Levels of CRP increase as the renal function deteriorates and are particularly high in patients with ESRD. As many as one third to one half of patients with ESRD have CRP levels in the very high-risk category, and CRP continues to be an excellent predictor of adverse outcome in this population [45]. Parekh et al. [46] prospectively studied a cohort of more than 1,000 ESRD patients followed for a median of 2.5 years and reported that the highest tertile of CRP was associated with a two-fold increased adjusted risk of sudden cardiac death compared to patients in the lowest tertile.
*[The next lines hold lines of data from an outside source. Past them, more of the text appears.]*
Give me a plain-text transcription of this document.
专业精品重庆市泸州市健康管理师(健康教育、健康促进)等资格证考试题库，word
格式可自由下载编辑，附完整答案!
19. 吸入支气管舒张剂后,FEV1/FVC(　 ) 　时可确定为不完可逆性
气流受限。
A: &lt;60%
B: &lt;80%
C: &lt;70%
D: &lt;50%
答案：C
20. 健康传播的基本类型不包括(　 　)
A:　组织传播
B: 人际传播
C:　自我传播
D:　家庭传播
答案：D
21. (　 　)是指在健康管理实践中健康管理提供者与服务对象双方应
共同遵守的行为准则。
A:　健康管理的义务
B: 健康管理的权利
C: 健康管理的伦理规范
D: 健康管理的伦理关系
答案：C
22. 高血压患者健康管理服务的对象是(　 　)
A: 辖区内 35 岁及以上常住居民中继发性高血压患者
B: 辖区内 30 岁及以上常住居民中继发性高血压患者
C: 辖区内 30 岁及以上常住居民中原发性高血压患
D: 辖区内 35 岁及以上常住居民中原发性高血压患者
The major stimulus for increased CRP release by the liver was IL-6 which is produced by the intra-abdominal adipocytes; hence the association between obesity and increased inflammation in CKD [47]. IL-6 may also directly act as a promoter of atherosclerosis and wasting by actively participating in the processes of vascular calcification, muscle catabolism, oxidative stress, anorexia, cell aging, hormonal derangements, and endothelial dysfunction [32].
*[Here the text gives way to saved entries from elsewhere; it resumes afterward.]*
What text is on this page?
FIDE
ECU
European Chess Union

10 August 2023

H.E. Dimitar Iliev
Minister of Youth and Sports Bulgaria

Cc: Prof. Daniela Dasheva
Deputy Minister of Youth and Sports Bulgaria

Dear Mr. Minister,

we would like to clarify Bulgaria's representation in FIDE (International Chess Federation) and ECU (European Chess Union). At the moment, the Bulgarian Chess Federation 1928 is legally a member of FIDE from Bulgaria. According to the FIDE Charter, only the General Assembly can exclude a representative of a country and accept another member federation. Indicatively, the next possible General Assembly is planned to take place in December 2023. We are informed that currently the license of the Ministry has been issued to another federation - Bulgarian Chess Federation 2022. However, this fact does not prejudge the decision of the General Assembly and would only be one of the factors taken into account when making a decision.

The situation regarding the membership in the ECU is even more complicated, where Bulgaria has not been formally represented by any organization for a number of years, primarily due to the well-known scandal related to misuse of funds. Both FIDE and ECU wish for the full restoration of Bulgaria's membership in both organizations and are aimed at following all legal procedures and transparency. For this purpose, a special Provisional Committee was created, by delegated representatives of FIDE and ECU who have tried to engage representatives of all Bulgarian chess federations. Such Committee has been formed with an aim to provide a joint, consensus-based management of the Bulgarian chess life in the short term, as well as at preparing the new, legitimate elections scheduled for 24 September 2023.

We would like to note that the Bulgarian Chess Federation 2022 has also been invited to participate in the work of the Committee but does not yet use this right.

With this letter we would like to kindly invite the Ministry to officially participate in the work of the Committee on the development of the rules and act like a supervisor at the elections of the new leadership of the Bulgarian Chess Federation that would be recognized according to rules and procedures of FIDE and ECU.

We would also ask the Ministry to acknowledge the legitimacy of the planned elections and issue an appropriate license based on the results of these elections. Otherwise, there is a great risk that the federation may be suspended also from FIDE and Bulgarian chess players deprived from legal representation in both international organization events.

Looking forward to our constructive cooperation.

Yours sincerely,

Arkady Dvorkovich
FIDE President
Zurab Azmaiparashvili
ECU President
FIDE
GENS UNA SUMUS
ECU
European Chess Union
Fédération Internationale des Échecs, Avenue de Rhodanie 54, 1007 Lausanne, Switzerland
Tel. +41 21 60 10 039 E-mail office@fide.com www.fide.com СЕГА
Among 3,267 patients with moderate CKD, CRP levels ≥2 mg/l and a low density lipoprotein level ≤130 mg/dl in the JUPITER trial treatment with rosuvastatin led to a 37% decrease of CRP levels which was associated with significant reductions in cardiovascular events and all-cause mortality [25]. In contrast, the reported effects of statins on inflammatory biomarkers in ESRD are not as consistent. In a study of 1,255 diabetic patients receiving hemodialysis reported by Krane et al. [48 ]atorvastatin had no significant effect on the risk of the composite end point of myocardial infarction, stroke, or death relative to placebo in any quartile of baseline CRP. In the AURORA study, 2,776 dialysis patients were treated with rosuvastatin versus placebo and were followed for 3.6 years [49]. No significant differences in the incidence of cardiovascular events between the two groups were noted during the follow-up period [49].

Stenvinkel and others [32,33,34,35]have emphasized the link between malnutrition and inflammation in dialysis patients. The malnutrition inflammation complex syndrome predisposes to a variety of clinical and metabolic derangements including atherosclerotic cardiovascular disease.

Don et al. [50 ]reported the results of a pilot study to determine whether treatment with the TNF-α receptor antagonist etanercept was safe and whether its use would result in increased levels of albumin and pre-albumin in inflamed hypoalbuminemic (albumin <3.8 g/dl, CRP >8.0 mg/l) prevalent hemodialysis patients. Etanercept increased pre-albumin by 20%; however, no significant change in CRP was noted [50].

Hung et al. [51] recently published the results of a randomized placebo-controlled trial to evaluate the efficacy of the administration of recombinant human IL-1 receptor antagonist (IL-1RA) on biomarkers of inflammation and nutrition in hemodialysis patients with serum hs-CRP levels >5 mg/l. After four weeks, those who received IL-1RA treatment showed a 53% reduction in CRP levels, a 40% reduction in IL-6 levels and 23% increase in pre-albumin levels [51]. Larger studies are now needed to test the effects of selective anti-TNF-α, anti-IL-1, and anti-IL-6 therapies, not only on inflammatory and nutritional surrogate markers, but also on morbidity and mortality [52]. The major difficulty will be to select patients with persistent non-infectious uremic inflammation [52]. Until adequately-powered randomized, controlled trials have been performed with anti-inflammatory treatment strategies, no specific pharmacological treatment recommendations for uremic inflammation can be advocated [52].

ESRD is characterized by an exceptionally high mortality rate, largely related to cardiovascular disease, including accelerated atherosclerosis and its complications. The accelerated atherosclerotic process in these patients is attributable, at least in part, to chronic inflammation. As the mechanisms responsible for this inflammatory response have become increasingly clear, the potential exists for developing therapies targeting inflammation which may reduce cardiovascular disease and improve prognosis in patients with ESRD.